Spicy Chili Garlic Deviled Eggs (Print-Friendly Version)

Bold, creamy eggs with chili garlic and smoked paprika. Perfect gluten free appetizer for any occasion.

# What You'll Need:

→ Eggs and Filling

01 - 6 large eggs
02 - 3 tablespoons mayonnaise
03 - 1 teaspoon Dijon mustard
04 - 1 teaspoon chili garlic sauce
05 - 1 teaspoon freshly squeezed lemon juice
06 - Salt and freshly ground black pepper, to taste

→ Garnishes

07 - 1 tablespoon finely chopped fresh chives
08 - 1/2 teaspoon smoked paprika

# How to Make It:

01 - Arrange the eggs in a saucepan and cover with cold water. Bring to a boil over medium-high heat.

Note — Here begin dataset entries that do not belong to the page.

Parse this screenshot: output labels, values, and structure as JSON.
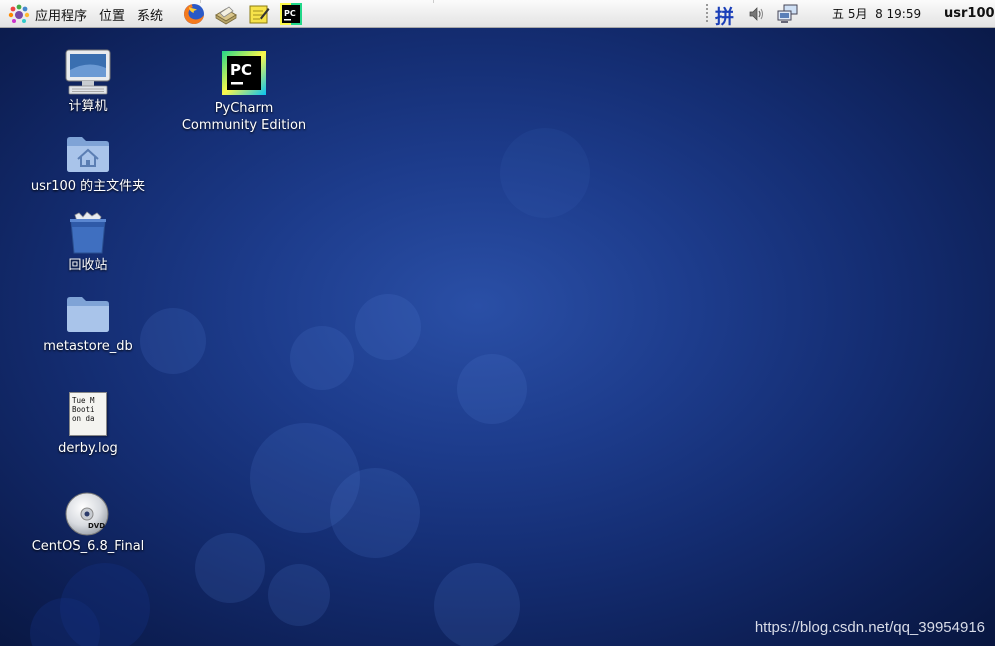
{
  "panel": {
    "menu_apps": "应用程序",
    "menu_places": "位置",
    "menu_system": "系统",
    "launchers": [
      "firefox-icon",
      "mail-icon",
      "notes-icon",
      "pycharm-icon"
    ],
    "input_method": "拼",
    "clock": "五 5月  8 19:59",
    "user": "usr100"
  },
  "desktop": {
    "icons": {
      "computer": "计算机",
      "pycharm_line1": "PyCharm",
      "pycharm_line2": "Community Edition",
      "home": "usr100 的主文件夹",
      "trash": "回收站",
      "metastore": "metastore_db",
      "derby": "derby.log",
      "derby_preview": [
        "Tue M",
        "Booti",
        "on da"
      ],
      "dvd": "CentOS_6.8_Final",
      "dvd_badge": "DVD",
      "pycharm_badge": "PC"
    }
  },
  "watermark": "https://blog.csdn.net/qq_39954916",
  "colors": {
    "desktop_center": "#2a4fa6",
    "desktop_edge": "#08163f",
    "panel_bg": "#efefef"
  }
}
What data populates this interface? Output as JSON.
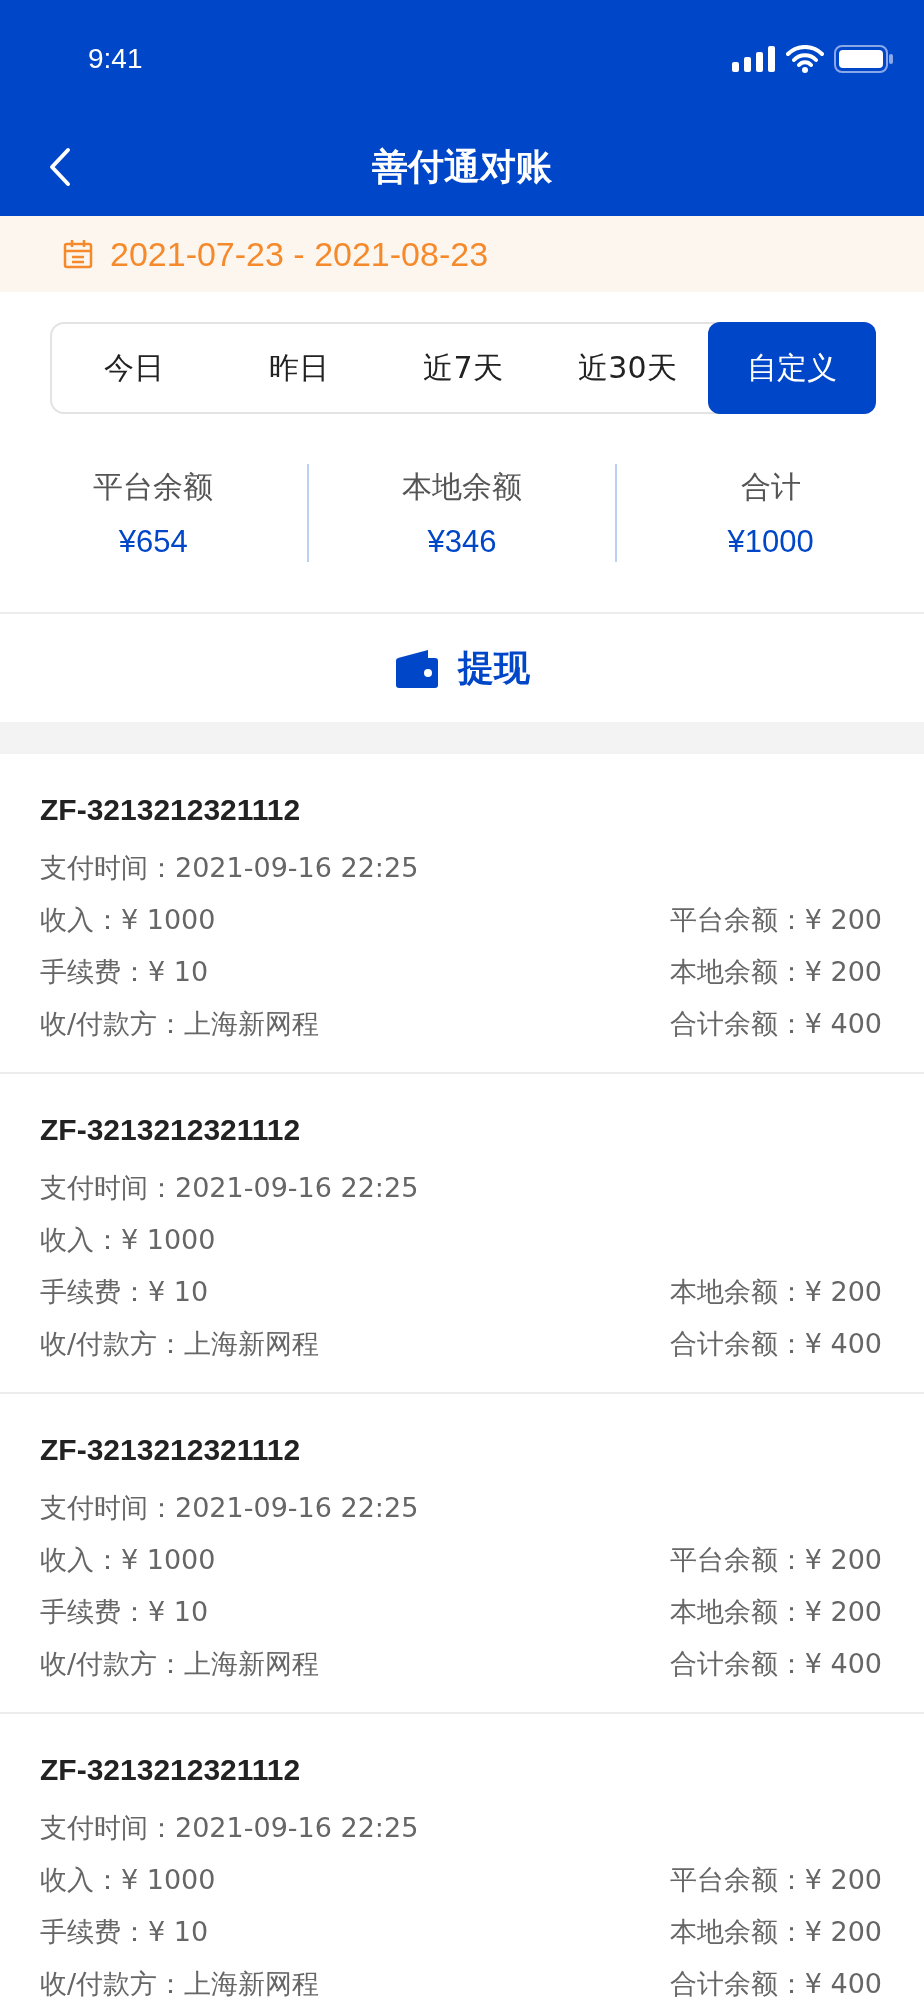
{
  "status_bar": {
    "time": "9:41"
  },
  "header": {
    "title": "善付通对账"
  },
  "date_range": "2021-07-23 - 2021-08-23",
  "tabs": [
    {
      "label": "今日",
      "selected": false
    },
    {
      "label": "昨日",
      "selected": false
    },
    {
      "label": "近7天",
      "selected": false
    },
    {
      "label": "近30天",
      "selected": false
    },
    {
      "label": "自定义",
      "selected": true
    }
  ],
  "summary": [
    {
      "label": "平台余额",
      "value": "¥654"
    },
    {
      "label": "本地余额",
      "value": "¥346"
    },
    {
      "label": "合计",
      "value": "¥1000"
    }
  ],
  "withdraw_button": "提现",
  "records": [
    {
      "id": "ZF-3213212321112",
      "rows": [
        {
          "left": "支付时间：2021-09-16 22:25"
        },
        {
          "left": "收入：¥ 1000",
          "right": "平台余额：¥ 200"
        },
        {
          "left": "手续费：¥ 10",
          "right": "本地余额：¥ 200"
        },
        {
          "left": "收/付款方：上海新网程",
          "right": "合计余额：¥ 400"
        }
      ]
    },
    {
      "id": "ZF-3213212321112",
      "rows": [
        {
          "left": "支付时间：2021-09-16 22:25"
        },
        {
          "left": "收入：¥ 1000"
        },
        {
          "left": "手续费：¥ 10",
          "right": "本地余额：¥ 200"
        },
        {
          "left": "收/付款方：上海新网程",
          "right": "合计余额：¥ 400"
        }
      ]
    },
    {
      "id": "ZF-3213212321112",
      "rows": [
        {
          "left": "支付时间：2021-09-16 22:25"
        },
        {
          "left": "收入：¥ 1000",
          "right": "平台余额：¥ 200"
        },
        {
          "left": "手续费：¥ 10",
          "right": "本地余额：¥ 200"
        },
        {
          "left": "收/付款方：上海新网程",
          "right": "合计余额：¥ 400"
        }
      ]
    },
    {
      "id": "ZF-3213212321112",
      "rows": [
        {
          "left": "支付时间：2021-09-16 22:25"
        },
        {
          "left": "收入：¥ 1000",
          "right": "平台余额：¥ 200"
        },
        {
          "left": "手续费：¥ 10",
          "right": "本地余额：¥ 200"
        },
        {
          "left": "收/付款方：上海新网程",
          "right": "合计余额：¥ 400"
        }
      ]
    }
  ]
}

Once boiling, cover, remove from heat, and let stand for 12 minutes.
02 - After 12 minutes, transfer eggs immediately to a bowl of ice water and cool for 5 minutes to facilitate peeling.
03 - Peel the eggs carefully, slice each in half lengthwise, and gently remove the yolks to a mixing bowl.
04 - Add mayonnaise, Dijon mustard, chili garlic sauce, lemon juice, salt, and pepper to the yolks. Mash and mix until the texture is smooth and homogeneous.
05 - Pipe or spoon the yolk mixture evenly into the egg white halves.
06 - Sprinkle smoked paprika over the filled eggs and top with chopped chives. Serve immediately, or refrigerate for up to 2 hours before serving.

# Additional Tips:

01 - For a gentler heat profile, reduce chili garlic sauce or use mild hot sauce. Incorporating finely chopped pickles or relish offers a tangy layer of flavor.